Yes you know I have to again offer thanks to you and you have got me in one yet I have never met me. Wow. I feel kind of positive today and I intend to keep it up for tomoro when I wake. I deserve so much more than this negativity that I am bestowing on myself because of unwelcome words projected at me via various sources .. I will tell my story .. Wow I am actually sweating now which is kind of strange. This could be a sign that the crap is coming out of me
Hidden forgot to out your name
Start your day with a positive statement and you know what you've got enough issues to deal with without listening to negative comments and being tough on yourself.
Argue with that negative voice (or in my case it was voices, hence the name. ) It may laugh at you but tell it to get lost your not listening anymore.
You are a fighter and you can do this.
You know where I am if you need to talk.
So glad I was able to help.
Don't give into those negative words. I am joining you in that fight at the moment. Seems like every move I make to move on with my life my ex is determined to try and put me down. I am lucky to have a support system that is helping me through it and I feel like I need to spread that support to you guys as well.

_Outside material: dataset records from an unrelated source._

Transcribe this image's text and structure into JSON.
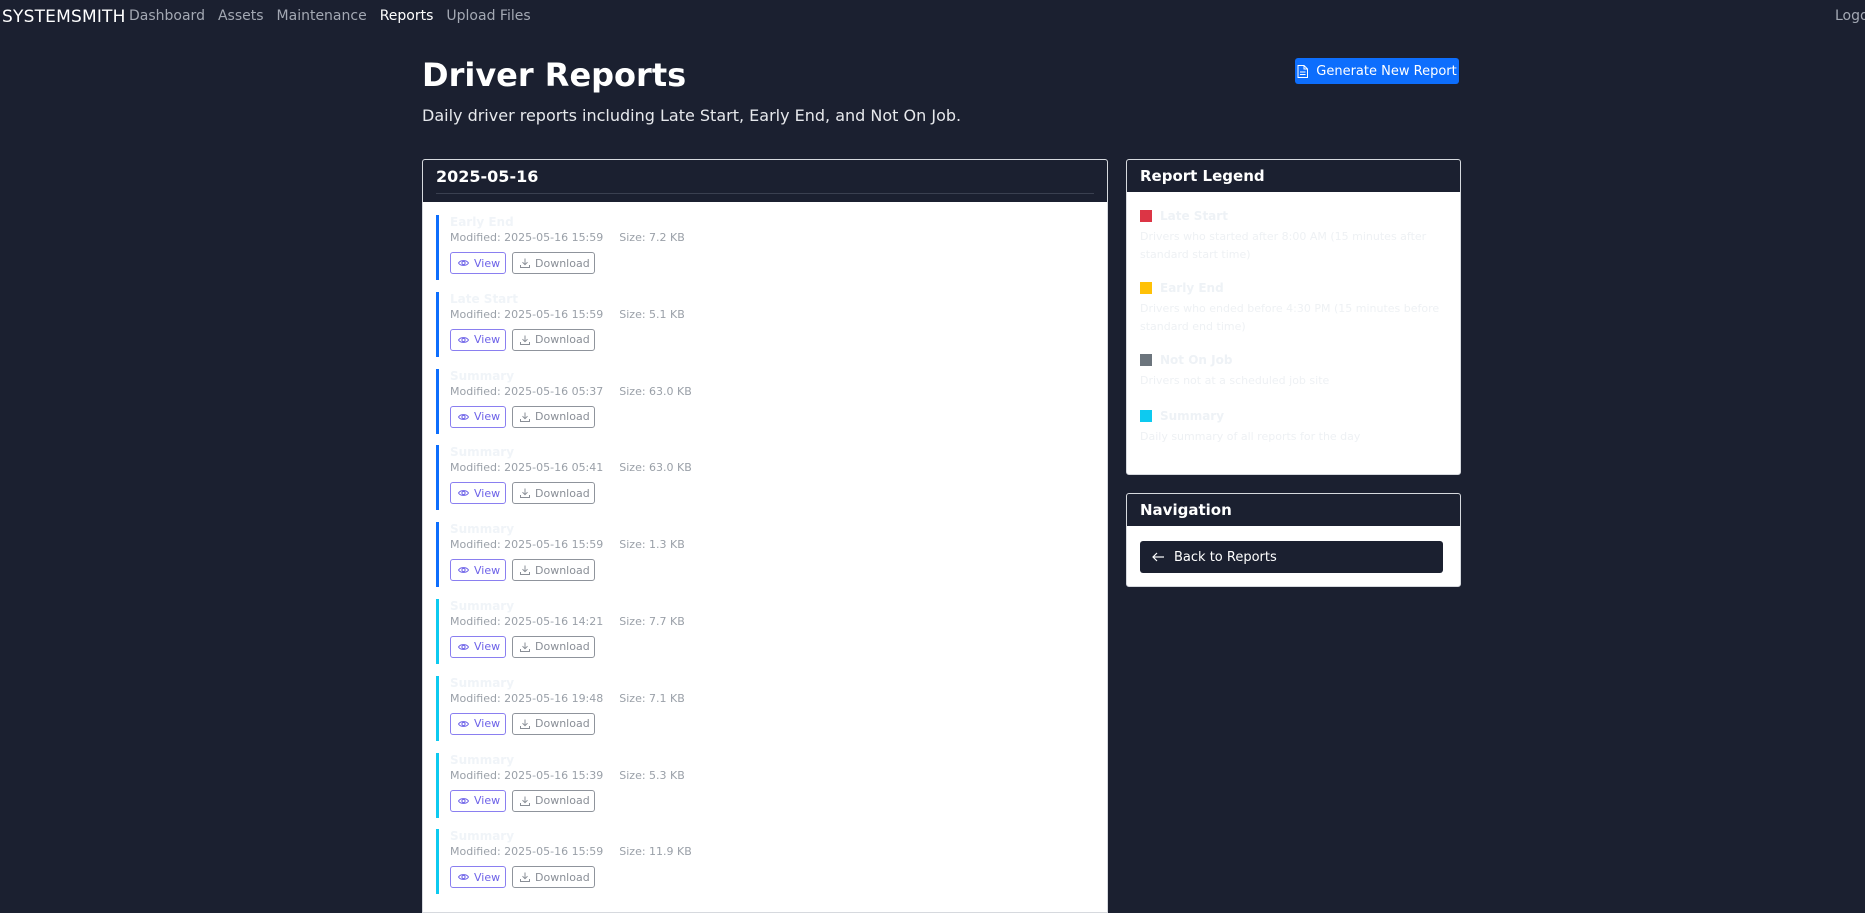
{
  "nav": {
    "brand": "SYSTEMSMITH",
    "links": [
      "Dashboard",
      "Assets",
      "Maintenance",
      "Reports",
      "Upload Files"
    ],
    "active": "Reports",
    "logout": "Logout"
  },
  "header": {
    "title": "Driver Reports",
    "subtitle": "Daily driver reports including Late Start, Early End, and Not On Job.",
    "generate_label": "Generate New Report"
  },
  "main": {
    "date": "2025-05-16",
    "view_label": "View",
    "download_label": "Download",
    "reports": [
      {
        "title": "Early End",
        "modified": "Modified: 2025-05-16 15:59",
        "size": "Size: 7.2 KB",
        "accent": "blue"
      },
      {
        "title": "Late Start",
        "modified": "Modified: 2025-05-16 15:59",
        "size": "Size: 5.1 KB",
        "accent": "blue"
      },
      {
        "title": "Summary",
        "modified": "Modified: 2025-05-16 05:37",
        "size": "Size: 63.0 KB",
        "accent": "blue"
      },
      {
        "title": "Summary",
        "modified": "Modified: 2025-05-16 05:41",
        "size": "Size: 63.0 KB",
        "accent": "blue"
      },
      {
        "title": "Summary",
        "modified": "Modified: 2025-05-16 15:59",
        "size": "Size: 1.3 KB",
        "accent": "blue"
      },
      {
        "title": "Summary",
        "modified": "Modified: 2025-05-16 14:21",
        "size": "Size: 7.7 KB",
        "accent": "cyan"
      },
      {
        "title": "Summary",
        "modified": "Modified: 2025-05-16 19:48",
        "size": "Size: 7.1 KB",
        "accent": "cyan"
      },
      {
        "title": "Summary",
        "modified": "Modified: 2025-05-16 15:39",
        "size": "Size: 5.3 KB",
        "accent": "cyan"
      },
      {
        "title": "Summary",
        "modified": "Modified: 2025-05-16 15:59",
        "size": "Size: 11.9 KB",
        "accent": "cyan"
      }
    ]
  },
  "legend": {
    "title": "Report Legend",
    "items": [
      {
        "label": "Late Start",
        "color": "#dc3545",
        "desc": "Drivers who started after 8:00 AM (15 minutes after standard start time)"
      },
      {
        "label": "Early End",
        "color": "#ffc107",
        "desc": "Drivers who ended before 4:30 PM (15 minutes before standard end time)"
      },
      {
        "label": "Not On Job",
        "color": "#6c757d",
        "desc": "Drivers not at a scheduled job site"
      },
      {
        "label": "Summary",
        "color": "#0dcaf0",
        "desc": "Daily summary of all reports for the day"
      }
    ]
  },
  "navigation": {
    "title": "Navigation",
    "back_label": "Back to Reports"
  },
  "colors": {
    "background": "#1b2030",
    "primary": "#0d6efd",
    "info": "#0dcaf0"
  }
}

I am determined not to got back to where I was at the start of this journey. It's so easy to give in to the pull and negative comments, but we are all worth more than that. Well, I believe that anyway. There is enough hate and misery in the World time for some joy and positivity.
Take care.
I think what us kind of people take we give back in the way of healing. We know what it like to suffer and so want to eleviate it from our comrades. We must also remember the vindictive exes are so not happy in their lives that they have to have a dig in ours. Saddos they are. Let their jibes rebound. In one ear and out the other.
Nice.
I really feel for you, you must know that people on this site are rooting for you. Please get some medication then see after a month how you are feeling, pester the doctor ask to be referred if you feel you need to talk to someone, life is precious, Do Not give up. Everyone of us has an inbuilt will to live, all you have to do is find yours. You WILL overcome this. Look what Matrix wrote, she was able to be strong, we are all thinking about you. Let us all know when you start to feel stronger ππxx
Am awaiting help folks. Thank you for your replies
I know the minutes that feel like days, the step that feels like a marathon. Baby steps, tumbles, tears, needing...just one more step. Lie still...its in your mind...let it wash over you without drowning you. The more you fight, the tighter it grips.
Others are right, it depends on where you live as to the help you get. Some places are much better than others.
Thinking of you...hope your help arrives soon.